胡麻心里微怔,忽然道:“头一次清洗那些邪祟,是咱胡家门里的人出力。”
“这贵人张家有何本事,为何如今倒成了关键?”
“……”
“这……”
那赵三义与陈阿宝微微一怔,皆下意识的看了二锅头一眼,然后才缓缓摇了一下头,向胡麻道:“看样子堂官大人对当年发生的事情,也不是全部都已经了解了,贵人张家,在那几个坛毁了之后,不就已经与胡家和国师,深谈过一次那件事情了?”
“坛?”
胡麻听他们说到这里,虽然没有问出来,但眼睛里的迷茫却藏不住。
却不料,旁边的二锅头,听到了这句话,却像是忽然想到了什么,竟没憋住:“是集合了老辈走鬼上桥的上京十二封鬼坛?”
“不错!”
赵三义与陈阿宝,同时看向了他,对他知晓此事,并不意外,反而觉得理所当然一般。
沉声道:“那些邪祟,都已经被清洗掉了,但为了搞明白这些邪祟来历,国师便将那活口交给了张家……”
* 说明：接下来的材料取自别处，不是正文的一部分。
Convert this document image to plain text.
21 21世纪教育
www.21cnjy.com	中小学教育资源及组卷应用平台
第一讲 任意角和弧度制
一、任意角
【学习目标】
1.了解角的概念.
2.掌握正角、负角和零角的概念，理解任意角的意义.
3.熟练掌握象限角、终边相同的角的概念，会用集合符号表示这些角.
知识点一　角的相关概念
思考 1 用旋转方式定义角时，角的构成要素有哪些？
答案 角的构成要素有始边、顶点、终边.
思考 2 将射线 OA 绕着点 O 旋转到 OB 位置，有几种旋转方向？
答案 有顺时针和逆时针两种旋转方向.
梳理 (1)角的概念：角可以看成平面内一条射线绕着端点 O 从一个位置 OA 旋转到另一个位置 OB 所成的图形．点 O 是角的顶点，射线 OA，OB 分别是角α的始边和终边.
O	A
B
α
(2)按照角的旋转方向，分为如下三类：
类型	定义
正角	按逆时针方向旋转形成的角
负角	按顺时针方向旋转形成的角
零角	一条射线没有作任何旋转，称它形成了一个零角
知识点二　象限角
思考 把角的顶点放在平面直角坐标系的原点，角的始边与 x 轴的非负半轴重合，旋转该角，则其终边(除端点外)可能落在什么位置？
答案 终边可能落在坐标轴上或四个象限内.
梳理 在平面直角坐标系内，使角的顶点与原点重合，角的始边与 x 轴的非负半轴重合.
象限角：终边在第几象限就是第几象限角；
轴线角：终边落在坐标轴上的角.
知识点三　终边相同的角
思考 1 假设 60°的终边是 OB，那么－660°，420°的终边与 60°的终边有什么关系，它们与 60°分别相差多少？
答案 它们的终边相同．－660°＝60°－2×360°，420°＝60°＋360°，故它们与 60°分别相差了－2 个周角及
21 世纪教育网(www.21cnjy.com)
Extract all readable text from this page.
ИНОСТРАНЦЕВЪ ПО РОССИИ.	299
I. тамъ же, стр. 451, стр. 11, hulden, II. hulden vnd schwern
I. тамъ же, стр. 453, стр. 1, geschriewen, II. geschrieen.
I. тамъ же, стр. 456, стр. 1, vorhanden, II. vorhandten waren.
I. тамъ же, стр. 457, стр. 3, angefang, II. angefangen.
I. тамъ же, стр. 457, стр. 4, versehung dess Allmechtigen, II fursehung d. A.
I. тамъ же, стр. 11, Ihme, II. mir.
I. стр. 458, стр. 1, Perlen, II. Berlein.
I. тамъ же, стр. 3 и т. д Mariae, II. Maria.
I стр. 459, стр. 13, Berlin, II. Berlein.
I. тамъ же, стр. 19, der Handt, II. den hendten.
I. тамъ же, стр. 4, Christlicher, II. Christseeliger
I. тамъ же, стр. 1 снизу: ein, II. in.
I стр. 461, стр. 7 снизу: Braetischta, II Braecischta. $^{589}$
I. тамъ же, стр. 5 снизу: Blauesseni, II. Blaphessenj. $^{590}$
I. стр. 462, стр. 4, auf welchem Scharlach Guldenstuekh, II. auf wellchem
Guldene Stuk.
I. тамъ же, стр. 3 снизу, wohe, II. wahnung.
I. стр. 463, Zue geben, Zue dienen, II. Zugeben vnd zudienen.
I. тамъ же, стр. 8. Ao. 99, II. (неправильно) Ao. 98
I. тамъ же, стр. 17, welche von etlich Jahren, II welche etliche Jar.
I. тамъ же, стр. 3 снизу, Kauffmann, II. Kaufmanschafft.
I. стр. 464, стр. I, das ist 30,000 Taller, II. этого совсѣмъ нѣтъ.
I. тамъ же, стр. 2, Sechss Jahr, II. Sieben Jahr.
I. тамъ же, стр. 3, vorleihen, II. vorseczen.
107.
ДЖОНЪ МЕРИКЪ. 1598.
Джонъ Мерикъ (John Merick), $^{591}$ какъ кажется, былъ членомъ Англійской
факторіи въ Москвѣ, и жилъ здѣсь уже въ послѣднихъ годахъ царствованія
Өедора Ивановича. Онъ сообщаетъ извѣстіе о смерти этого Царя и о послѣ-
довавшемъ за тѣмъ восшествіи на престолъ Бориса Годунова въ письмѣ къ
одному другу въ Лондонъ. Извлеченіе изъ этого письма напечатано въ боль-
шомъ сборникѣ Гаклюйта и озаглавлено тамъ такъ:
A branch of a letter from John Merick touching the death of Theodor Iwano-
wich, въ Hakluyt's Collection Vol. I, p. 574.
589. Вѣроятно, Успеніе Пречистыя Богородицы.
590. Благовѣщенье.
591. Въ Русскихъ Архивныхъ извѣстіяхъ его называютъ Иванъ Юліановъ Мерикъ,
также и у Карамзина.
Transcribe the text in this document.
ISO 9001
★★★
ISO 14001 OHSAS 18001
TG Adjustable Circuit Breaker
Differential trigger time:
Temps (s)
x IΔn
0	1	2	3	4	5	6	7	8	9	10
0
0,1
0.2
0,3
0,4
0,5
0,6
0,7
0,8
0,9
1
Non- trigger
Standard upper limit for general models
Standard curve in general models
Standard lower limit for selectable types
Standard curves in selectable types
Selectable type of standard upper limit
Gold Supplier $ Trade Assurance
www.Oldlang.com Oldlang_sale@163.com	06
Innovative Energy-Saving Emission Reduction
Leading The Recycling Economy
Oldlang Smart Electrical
这话直将胡麻听得心里一震,头皮都微微发麻:“活捉的邪祟?”
旁边的二锅头,也已瞳孔微缩,只是他养气功夫更高,再加上刻意隐瞒,却看不出惊慌来。
“是。”
而赵三义则是看向了二锅头,轻轻叹了一声,道:“国师为何交给了张家,我们外人并不清楚。”
“但张家明显利用的不错。”
“据我所知,这近二十年来,张家一直都在好好的招待那只邪祟,虽然对方骨头硬,但张家的手段也同样不少,最一开始的几年,十姓一直在等张家给出个结果,但是并没有,还都以为那邪祟已经被张家杀了,但如今张家既然与孟家联手了……”
“想必,是张家成功了,那只邪祟,已经服气了。”
“……”
听到这里,胡麻已是难以按捺心间的惊悚,沉声道:“这邪祟……究竟何等模样?”
“不知道。”
赵三义闻言,却是苦笑了一声,道:“张家将她藏得极深,外人从未见过,我把戏门算是消息灵通的,但也只知道……”
“……似乎有个什么绰号叫作铁观音!”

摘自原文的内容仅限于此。